The Taoiseach was replying in the Dáil to Sinn Féin's Mary Lou McDonald who raised the Irish Times report on the proposed Government welfare cuts.

She said the Government had already committed itself to not introducing such cuts.

While the Government was very keen to talk about social welfare fraud, what was involved were irregular payments, including departmental error, she added.

Ms McDonald said Mr Kenny should look into the extravagant salaries paid to the Government’s special advisers in breach of its own pay cap.

A Government spokesman said last night that the comprehensive spending review represented a new approach to the budgetary process which, instead of simply taking slices of expenditure from each department, involved an examination of individual programmes to see if they were justified.

The spokesman refused to comment on any individual department but said the spending review would be published before the December budget.

The current rent supplement scheme has been criticised by the State’s spending watchdog, the Comptroller and Auditor General, for providing little incentive to landlords to lower their charges.

Rent supplement payments are made by the State to people who rent private accommodation and who cannot afford the cost.

About 95,000 households are supported by the scheme which means that, in effect, the Department of Social Protection funds about 50 per cent of the private rented accommodation in the State.

The State’s bill for rent supplement has soared over the last decade or so on foot of a significant increase in the number of those eligible for the payments.

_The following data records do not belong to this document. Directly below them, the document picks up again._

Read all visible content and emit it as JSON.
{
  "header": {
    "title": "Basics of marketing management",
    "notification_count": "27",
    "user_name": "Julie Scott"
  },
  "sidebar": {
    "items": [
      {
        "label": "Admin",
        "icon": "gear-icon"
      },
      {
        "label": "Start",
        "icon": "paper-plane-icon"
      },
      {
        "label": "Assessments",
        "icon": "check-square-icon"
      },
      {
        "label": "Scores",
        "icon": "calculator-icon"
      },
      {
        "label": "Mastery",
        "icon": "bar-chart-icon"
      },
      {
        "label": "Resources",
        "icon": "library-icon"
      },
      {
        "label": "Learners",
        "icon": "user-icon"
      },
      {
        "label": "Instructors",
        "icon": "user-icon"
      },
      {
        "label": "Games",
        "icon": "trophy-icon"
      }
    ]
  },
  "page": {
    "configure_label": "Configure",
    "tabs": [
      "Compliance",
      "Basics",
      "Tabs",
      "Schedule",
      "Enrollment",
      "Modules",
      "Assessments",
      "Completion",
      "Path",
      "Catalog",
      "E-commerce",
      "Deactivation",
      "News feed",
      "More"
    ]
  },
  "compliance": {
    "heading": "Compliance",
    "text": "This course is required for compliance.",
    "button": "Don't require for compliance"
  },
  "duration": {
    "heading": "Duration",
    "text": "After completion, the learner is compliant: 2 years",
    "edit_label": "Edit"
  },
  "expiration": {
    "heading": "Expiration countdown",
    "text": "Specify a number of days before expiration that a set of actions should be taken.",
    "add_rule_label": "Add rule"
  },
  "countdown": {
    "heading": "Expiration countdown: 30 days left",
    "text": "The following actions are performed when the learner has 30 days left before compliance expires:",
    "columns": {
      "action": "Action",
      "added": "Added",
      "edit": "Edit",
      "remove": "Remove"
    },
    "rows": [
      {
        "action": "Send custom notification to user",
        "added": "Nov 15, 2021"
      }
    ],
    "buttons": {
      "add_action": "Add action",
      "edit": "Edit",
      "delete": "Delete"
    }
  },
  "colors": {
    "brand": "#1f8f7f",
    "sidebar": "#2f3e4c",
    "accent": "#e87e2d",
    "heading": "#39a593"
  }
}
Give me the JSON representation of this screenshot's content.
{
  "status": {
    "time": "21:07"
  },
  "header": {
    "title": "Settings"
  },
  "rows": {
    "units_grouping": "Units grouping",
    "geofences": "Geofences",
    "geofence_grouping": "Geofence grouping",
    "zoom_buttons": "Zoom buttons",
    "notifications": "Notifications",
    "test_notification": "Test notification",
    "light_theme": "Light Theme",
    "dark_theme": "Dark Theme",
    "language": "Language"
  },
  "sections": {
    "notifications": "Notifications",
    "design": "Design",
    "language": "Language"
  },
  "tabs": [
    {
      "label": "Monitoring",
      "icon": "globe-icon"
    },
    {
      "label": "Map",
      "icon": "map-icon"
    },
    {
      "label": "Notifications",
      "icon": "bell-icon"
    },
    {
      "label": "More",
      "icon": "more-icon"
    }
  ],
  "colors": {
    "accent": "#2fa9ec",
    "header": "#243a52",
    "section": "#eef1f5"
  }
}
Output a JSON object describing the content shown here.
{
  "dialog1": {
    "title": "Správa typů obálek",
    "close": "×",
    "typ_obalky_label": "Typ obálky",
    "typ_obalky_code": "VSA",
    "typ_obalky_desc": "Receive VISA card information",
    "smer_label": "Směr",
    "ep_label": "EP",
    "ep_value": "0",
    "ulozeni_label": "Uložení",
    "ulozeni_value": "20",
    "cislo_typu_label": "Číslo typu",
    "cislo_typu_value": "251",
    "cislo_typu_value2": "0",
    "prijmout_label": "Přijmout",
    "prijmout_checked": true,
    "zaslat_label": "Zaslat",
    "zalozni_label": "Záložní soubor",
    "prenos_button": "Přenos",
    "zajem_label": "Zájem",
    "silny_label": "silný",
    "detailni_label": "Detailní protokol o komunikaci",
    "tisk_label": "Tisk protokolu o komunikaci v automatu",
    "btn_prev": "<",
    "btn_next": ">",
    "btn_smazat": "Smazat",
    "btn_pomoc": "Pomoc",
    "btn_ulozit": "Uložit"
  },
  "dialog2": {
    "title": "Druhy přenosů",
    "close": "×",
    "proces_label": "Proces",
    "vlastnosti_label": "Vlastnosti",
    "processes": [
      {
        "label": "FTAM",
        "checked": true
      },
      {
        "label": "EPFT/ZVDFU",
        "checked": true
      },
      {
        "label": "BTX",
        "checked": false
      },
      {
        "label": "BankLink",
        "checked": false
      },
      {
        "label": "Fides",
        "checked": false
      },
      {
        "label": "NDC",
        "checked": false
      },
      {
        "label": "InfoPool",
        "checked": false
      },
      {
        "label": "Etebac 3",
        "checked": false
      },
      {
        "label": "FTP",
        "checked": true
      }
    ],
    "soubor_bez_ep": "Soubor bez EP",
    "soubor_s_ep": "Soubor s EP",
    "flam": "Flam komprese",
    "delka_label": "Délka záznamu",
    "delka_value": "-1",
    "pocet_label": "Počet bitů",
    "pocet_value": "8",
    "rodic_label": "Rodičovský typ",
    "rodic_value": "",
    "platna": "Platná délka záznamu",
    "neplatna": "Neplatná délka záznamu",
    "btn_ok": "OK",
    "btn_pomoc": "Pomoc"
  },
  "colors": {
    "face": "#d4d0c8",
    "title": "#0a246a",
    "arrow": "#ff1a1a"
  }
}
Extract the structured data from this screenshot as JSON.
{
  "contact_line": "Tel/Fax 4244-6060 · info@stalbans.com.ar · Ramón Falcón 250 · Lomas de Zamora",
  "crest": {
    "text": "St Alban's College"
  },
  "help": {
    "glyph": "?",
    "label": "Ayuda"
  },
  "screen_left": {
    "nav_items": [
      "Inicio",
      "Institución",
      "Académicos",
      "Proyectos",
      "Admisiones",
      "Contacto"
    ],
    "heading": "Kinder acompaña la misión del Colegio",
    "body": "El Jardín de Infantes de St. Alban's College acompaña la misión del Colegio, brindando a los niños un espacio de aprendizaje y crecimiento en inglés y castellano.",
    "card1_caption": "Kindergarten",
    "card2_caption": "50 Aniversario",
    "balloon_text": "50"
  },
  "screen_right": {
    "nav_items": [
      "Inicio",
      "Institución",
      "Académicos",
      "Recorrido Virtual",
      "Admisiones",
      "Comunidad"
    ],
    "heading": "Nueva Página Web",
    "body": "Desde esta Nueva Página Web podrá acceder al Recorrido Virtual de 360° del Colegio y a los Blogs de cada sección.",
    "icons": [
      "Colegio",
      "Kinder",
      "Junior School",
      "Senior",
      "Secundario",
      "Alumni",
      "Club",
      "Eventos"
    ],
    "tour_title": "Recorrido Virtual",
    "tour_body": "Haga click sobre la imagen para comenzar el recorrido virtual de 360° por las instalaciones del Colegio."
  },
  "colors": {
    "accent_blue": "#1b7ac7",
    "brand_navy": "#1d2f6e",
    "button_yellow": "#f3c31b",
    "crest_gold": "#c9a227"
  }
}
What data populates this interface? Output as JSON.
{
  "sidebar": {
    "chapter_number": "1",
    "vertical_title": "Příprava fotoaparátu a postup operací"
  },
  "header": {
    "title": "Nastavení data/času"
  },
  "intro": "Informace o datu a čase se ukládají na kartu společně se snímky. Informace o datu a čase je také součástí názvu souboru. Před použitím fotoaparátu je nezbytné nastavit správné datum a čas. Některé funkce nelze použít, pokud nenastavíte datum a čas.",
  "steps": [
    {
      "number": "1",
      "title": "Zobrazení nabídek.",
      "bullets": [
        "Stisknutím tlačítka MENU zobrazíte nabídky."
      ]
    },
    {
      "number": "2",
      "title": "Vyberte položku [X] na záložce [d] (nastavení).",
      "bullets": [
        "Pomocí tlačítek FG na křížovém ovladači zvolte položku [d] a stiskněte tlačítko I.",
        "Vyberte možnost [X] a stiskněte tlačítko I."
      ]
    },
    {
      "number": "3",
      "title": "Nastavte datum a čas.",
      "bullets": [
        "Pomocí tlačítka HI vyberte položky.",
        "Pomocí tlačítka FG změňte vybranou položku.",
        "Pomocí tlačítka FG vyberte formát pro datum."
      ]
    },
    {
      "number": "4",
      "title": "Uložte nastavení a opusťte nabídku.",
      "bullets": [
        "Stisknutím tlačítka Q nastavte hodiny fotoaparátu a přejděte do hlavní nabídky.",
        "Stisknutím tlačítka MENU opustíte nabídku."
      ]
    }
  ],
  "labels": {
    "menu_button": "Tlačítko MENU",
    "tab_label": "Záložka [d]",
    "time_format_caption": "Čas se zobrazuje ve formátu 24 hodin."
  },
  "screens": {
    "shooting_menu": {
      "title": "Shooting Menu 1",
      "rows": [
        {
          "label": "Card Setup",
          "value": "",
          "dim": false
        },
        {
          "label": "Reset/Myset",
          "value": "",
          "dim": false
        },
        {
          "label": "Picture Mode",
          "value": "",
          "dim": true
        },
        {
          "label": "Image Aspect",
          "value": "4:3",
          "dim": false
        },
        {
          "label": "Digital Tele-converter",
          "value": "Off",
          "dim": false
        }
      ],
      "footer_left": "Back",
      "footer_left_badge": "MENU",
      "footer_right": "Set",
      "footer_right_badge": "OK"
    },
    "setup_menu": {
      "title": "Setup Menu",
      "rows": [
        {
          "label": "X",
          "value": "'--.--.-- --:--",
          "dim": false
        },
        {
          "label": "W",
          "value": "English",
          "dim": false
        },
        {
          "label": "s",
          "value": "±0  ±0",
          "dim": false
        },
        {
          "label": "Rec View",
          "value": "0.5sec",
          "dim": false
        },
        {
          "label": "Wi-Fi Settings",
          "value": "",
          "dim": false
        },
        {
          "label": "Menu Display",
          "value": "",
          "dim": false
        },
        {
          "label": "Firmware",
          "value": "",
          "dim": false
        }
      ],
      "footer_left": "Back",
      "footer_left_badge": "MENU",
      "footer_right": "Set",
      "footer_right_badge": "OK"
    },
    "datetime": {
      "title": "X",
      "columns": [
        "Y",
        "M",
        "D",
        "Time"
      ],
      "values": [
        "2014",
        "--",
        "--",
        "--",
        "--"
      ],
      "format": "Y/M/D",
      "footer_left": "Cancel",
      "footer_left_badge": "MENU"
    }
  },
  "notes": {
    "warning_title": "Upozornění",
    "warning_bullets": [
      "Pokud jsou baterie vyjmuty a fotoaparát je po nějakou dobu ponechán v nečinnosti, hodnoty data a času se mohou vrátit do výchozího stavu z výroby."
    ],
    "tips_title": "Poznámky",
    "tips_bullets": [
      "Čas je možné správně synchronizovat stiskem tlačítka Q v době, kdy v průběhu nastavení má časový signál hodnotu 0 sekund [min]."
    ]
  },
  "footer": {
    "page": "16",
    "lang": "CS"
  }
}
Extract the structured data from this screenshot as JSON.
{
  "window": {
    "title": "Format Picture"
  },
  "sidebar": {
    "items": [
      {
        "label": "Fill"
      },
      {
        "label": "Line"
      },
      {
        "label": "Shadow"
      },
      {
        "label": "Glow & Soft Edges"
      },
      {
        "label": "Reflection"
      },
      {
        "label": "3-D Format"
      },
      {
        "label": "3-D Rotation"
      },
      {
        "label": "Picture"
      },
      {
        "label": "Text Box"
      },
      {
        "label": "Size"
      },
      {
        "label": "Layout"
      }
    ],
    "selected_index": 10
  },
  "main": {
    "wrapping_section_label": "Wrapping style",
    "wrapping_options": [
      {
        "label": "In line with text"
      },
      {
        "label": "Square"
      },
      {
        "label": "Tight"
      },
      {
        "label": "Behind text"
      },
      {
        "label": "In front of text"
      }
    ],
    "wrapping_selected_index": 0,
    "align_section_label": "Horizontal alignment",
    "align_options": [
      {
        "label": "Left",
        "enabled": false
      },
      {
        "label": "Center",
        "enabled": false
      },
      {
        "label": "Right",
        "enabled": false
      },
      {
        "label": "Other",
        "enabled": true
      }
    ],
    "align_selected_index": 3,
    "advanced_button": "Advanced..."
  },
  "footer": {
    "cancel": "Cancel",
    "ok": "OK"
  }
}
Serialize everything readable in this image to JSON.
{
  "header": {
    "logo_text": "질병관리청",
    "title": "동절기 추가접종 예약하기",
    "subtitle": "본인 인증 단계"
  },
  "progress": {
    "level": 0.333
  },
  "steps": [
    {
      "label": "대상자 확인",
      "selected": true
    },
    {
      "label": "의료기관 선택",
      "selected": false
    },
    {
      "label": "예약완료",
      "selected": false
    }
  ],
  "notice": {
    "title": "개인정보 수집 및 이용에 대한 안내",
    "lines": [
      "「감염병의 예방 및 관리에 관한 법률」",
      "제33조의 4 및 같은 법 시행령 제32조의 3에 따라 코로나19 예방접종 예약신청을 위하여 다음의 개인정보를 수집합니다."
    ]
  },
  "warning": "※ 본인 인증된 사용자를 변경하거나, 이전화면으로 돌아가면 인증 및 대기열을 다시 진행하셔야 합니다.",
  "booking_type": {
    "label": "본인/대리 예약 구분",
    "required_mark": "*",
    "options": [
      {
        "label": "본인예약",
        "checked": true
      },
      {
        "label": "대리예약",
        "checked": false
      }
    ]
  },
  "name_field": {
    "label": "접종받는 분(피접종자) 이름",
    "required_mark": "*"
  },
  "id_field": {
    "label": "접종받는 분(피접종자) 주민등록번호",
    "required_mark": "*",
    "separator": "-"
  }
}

In 2000 the State paid out €151 million but by 2009 this figure had risen to about €500 million.

Last year the then minister for social and family affairs Éamon Ó Cuív set new rent limits to be paid under the scheme in a bid to reflect falls in market prices.

Meanwhile, informed sources said that the Department of Education had previously been looking at the school transport system for potential cuts but that the focus had now moved to the substitution and supervision scheme.

However, sources said yesterday that no decisions had been taken yet.

Ministers in various departments have been engaged in a series of bilateral meetings with Minister for Public Expenditure and Reform Brendan Howlin during the spending review.

Mr Howlin held bilateral talks with the Minister for Health James Reilly on Monday.

At the weekend Dr Reilly signalled that there were different opinions in Government on whether to make cuts to the remuneration of hospital consultants – some of the highest earners in public service with salaries ranging from €150,000 to €190,000.

Highly placed sources said that the Department of Health had initially suggested to the Department of Public Expenditure that the pay bill for consultants – which runs at about €400 million – could be reduced by about €50 million.

However on Saturday Dr Reilly suggested he would prefer seeking to generate savings through efficiencies and work practice changes such as quicker discharge of patients, particularly over weekends.

Based on HSE estimates, he estimated that this could generate €100 million in savings.